Fox TV'de seçim öncesinde sürekli AK Parti iktidarını ve seçim hükümetini hedef alan yayınlar yapan iki sunucunun halleri dün görülmeye değerdi. Seçim öncesinde keyifli pozlar vererek sosyal medyadan bunu servis eden ikili seçim akşamı adeta bozuguna uğradı. Suratları düyen ve AK Parti'nin zaferi karşısında şaşkına dönen ikili yapmacık gülümsemelerle kendilerini kamufle etmeye çalıştılar.
Habertürk yazarı Fehmi Koru yazılarında sürekli olarak AK Parti'yi dizayn etmeye ve karıştırmaya yönelik yazılar yazarak algı operasyonu yaptı. AK Parti'nin eski haline dönmesini arzulayan Koru, AK Parti'nin tek başına seçim kazanamayacağı yönünde tereddütlerini beyan ederek algı operasyonuna destek çıkmıştı.
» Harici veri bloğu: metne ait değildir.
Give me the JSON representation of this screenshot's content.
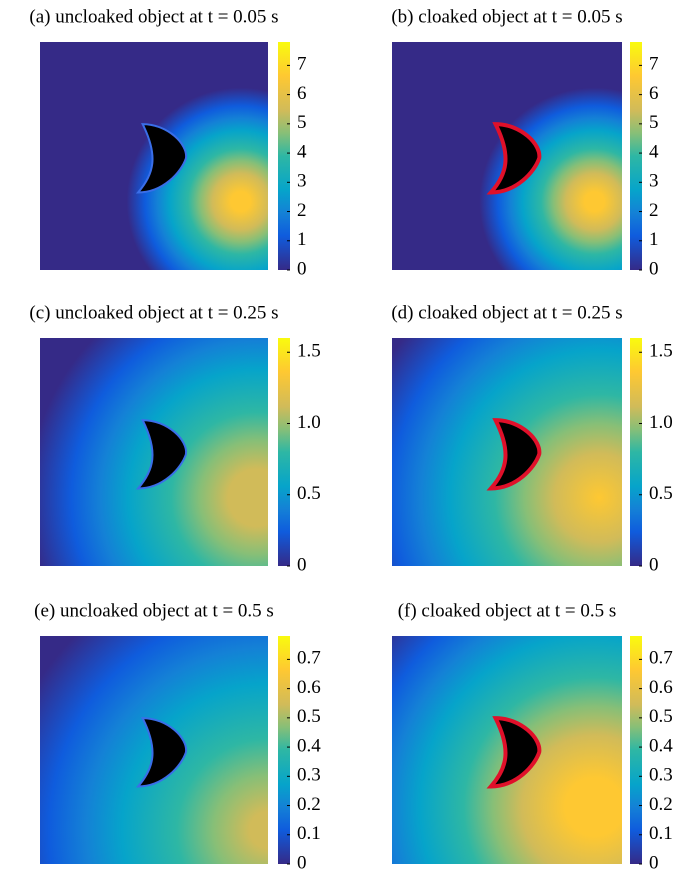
{
  "chart_data": [
    {
      "type": "heatmap",
      "title": "(a) uncloaked object at t = 0.05 s",
      "clim": [
        0,
        7.8
      ],
      "cloaked": false,
      "yticks": [
        0,
        1,
        2,
        3,
        4,
        5,
        6,
        7
      ]
    },
    {
      "type": "heatmap",
      "title": "(b) cloaked object at t = 0.05 s",
      "clim": [
        0,
        7.8
      ],
      "cloaked": true,
      "yticks": [
        0,
        1,
        2,
        3,
        4,
        5,
        6,
        7
      ]
    },
    {
      "type": "heatmap",
      "title": "(c) uncloaked object at t = 0.25 s",
      "clim": [
        0,
        1.6
      ],
      "cloaked": false,
      "yticks": [
        0,
        0.5,
        {
          "value": 1,
          "label": "1.0"
        },
        1.5
      ]
    },
    {
      "type": "heatmap",
      "title": "(d) cloaked object at t = 0.25 s",
      "clim": [
        0,
        1.6
      ],
      "cloaked": true,
      "yticks": [
        0,
        0.5,
        {
          "value": 1,
          "label": "1.0"
        },
        1.5
      ]
    },
    {
      "type": "heatmap",
      "title": "(e) uncloaked object at t = 0.5 s",
      "clim": [
        0,
        0.78
      ],
      "cloaked": false,
      "yticks": [
        0,
        0.1,
        0.2,
        0.3,
        0.4,
        0.5,
        0.6,
        0.7
      ]
    },
    {
      "type": "heatmap",
      "title": "(f) cloaked object at t = 0.5 s",
      "clim": [
        0,
        0.78
      ],
      "cloaked": true,
      "yticks": [
        0,
        0.1,
        0.2,
        0.3,
        0.4,
        0.5,
        0.6,
        0.7
      ]
    }
  ]
}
FETÖ'nün Pensilvanya'da yaşayan lideri Fetullah Gülen bu seçimin hiç şüphesiz en büyük kaybedeni oldu. AK Parti'nin güç kaybetmesi için bütün kirli ağlarla işbirliğine gören ve örgüt mensuplarıyla sahip olduğu medyadan algı operasyonu yapan Gülen'in tansiyonu seçim sonuçlarından sonra iyice yükselmiş olacak ki, sesi kesildi. Örgütün bu kadar çabaya rağmen hiçbir varlığının ve gücünün olmadığı bir kere daha tescillenmiş oldu.